Stash Box: Is Little Amsterdam in Seattle a Pipe Dream?

Why can’t we just allow public cannabis consumption in the way we allow alcohol consumption—namely, being able to imbibe at cafes, clubs, and restaurants?

Illustration by James the Stanton

So I have this vision. It’s around 11 a.m. I’m headed to my local coffee shop to get some work done and maybe cross paths with some friends. I grab my bag and head out into the drizzle, smiling at my neighbor, stretching my legs, catching a whiff of the dewy white flowers of the snowdrift vine on the corner of a busy intersection.

When I reach the busy cafe, I’m suffused with the convergence of aromas I’ve come to love: cannabis, espresso, and pastries.

I order my usual—a doppio with a half-gram of Tangerine and an almond crescent. The barista quickly grinds up my half-gram and expertly pulls my shot, blending the two with a hit of cream. She sets the ceramic demitasse cup on a dish with a small spoon and a twist of orange peel.

I settle in next to a wide window (probably overlooking Broadway or Fifth Avenue) and set up my work area, taking a sip, the velvet liquid momentarily filling my world. I’ll be honest: Sometimes in this vision it’s not a weed-infused shot, it’s a weed-infused slice of quiche.

Currently my fantasy is an illegal one, but there are plenty of reasons why it shouldn’t be. The city known for its cafe culture should embrace both the bean and the green, and allow these two amazing forces to unite.

We have all these incredible aspirations as a city—we want this amazing, expansive, public transportation system; we want to lead the way in ecologically sound city management; we want to solve our growing homelessness crisis, just to name a few.

We have an incredible opportunity to embrace our region’s cannabis culture and offer people an amazing experience, like wine lovers who visit France or beer lovers who visit Germany. We have such a rich heritage of cannabis cultivation and celebration, and we should be spotlighting all its wonderful cultural aspects. From exploring beautiful outdoor grow operations that still seek the perfect terroir to sampling tasty delicacies from some of the city’s finest cannabis-oriented chefs to heading down to gorgeous Myrtle Edwards Park on the sparkling waterfront for the world-famous Hempfest, we offer so much in a cannabis visit. But visitors, and most residents, don’t actually have a legal place to smoke, vape, or dab unless they own a residence or property.

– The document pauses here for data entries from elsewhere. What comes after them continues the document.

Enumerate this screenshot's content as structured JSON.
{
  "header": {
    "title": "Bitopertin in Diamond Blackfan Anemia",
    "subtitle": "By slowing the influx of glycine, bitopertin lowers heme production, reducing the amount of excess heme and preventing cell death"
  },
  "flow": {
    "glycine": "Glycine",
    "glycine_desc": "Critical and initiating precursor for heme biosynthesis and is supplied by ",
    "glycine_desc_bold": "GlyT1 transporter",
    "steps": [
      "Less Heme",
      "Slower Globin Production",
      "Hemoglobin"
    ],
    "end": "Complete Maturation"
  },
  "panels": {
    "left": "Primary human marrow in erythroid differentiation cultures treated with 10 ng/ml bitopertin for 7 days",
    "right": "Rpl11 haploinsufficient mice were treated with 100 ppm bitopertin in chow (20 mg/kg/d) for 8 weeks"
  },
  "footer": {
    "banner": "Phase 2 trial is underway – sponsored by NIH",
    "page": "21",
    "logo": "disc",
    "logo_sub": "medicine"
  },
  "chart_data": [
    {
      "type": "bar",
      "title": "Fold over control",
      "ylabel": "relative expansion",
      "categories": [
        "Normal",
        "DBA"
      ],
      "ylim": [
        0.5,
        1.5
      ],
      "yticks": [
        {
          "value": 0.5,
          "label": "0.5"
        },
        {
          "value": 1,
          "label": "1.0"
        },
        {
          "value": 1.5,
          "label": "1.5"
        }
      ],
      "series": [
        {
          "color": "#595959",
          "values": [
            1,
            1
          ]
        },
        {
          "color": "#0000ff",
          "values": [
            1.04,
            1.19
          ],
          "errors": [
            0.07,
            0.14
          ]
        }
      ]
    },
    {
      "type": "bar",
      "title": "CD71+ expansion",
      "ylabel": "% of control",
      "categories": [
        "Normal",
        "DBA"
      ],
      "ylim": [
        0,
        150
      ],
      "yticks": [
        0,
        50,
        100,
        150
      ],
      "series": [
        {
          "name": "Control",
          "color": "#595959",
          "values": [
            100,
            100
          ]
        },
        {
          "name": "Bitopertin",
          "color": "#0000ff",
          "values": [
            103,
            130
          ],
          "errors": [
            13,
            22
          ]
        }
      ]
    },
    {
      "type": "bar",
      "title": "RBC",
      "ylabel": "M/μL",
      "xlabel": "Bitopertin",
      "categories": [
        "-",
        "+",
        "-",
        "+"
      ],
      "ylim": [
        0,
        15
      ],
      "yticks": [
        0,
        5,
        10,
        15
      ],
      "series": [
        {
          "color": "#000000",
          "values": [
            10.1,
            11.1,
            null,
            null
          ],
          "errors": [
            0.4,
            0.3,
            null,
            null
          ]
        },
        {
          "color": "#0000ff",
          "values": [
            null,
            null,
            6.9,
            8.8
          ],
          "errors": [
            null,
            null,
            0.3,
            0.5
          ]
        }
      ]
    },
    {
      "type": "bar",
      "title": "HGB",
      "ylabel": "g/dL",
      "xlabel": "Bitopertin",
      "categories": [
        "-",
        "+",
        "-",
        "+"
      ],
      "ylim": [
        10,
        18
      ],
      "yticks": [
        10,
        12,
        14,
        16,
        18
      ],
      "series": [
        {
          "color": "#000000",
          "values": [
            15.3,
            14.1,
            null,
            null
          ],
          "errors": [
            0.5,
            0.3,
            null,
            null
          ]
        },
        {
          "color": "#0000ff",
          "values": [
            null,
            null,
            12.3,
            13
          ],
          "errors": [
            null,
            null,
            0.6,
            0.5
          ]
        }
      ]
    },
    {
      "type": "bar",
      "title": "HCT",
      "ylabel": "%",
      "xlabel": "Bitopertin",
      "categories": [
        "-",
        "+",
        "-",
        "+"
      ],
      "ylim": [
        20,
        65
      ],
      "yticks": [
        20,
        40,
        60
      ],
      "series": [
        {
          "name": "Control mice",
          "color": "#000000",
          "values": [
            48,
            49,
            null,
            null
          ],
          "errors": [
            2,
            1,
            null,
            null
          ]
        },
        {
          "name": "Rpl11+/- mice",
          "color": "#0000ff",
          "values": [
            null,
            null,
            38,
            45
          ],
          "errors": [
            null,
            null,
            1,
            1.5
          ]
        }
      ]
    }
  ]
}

The money-making possibilities for Washington are staggering. In 2011, Amsterdam raked in almost $200 million from cannabis tourism. That doesn’t even account for domestic spending. The tax revenue would be a vital shot in the arm for the state budget—not to mention the jobs that would be created if we would allow public cannabis consumption in the way we allow alcohol consumption: namely, being able to imbibe at cafes, clubs, and restaurants.

Right now, it’s not legal to smoke or vape anywhere in Washington in public, including parks, sidewalks, businesses, residential areas, and public lands. House Bill 2136, passed last summer, made private cannabis clubs illegal. (In the words of pro-cannabis Seattle City Attorney Pete Holmes, who helped pen I-502, “Frankly, it’s a stupid provision and I think that it’s overkill.”) Nearly all our medical dispensaries had lounges for their patients, but after the sweeping changes that rolled through the state a few months ago, nearly all of them closed, and those few that exist are in a nebulous state. There are very few options for people to gather and partake.

Cannabis has proven itself—literally for millennia—as a plant that brings people together. Coffeehouses have been a nexus point for the great minds of civilizations for hundreds of years, and I want Seattle to take advantage of this unique opportunity to cultivate a smart, weird, creative, open atmosphere where people and ideas from around the world can thrive. It’s time to cross-pollinate.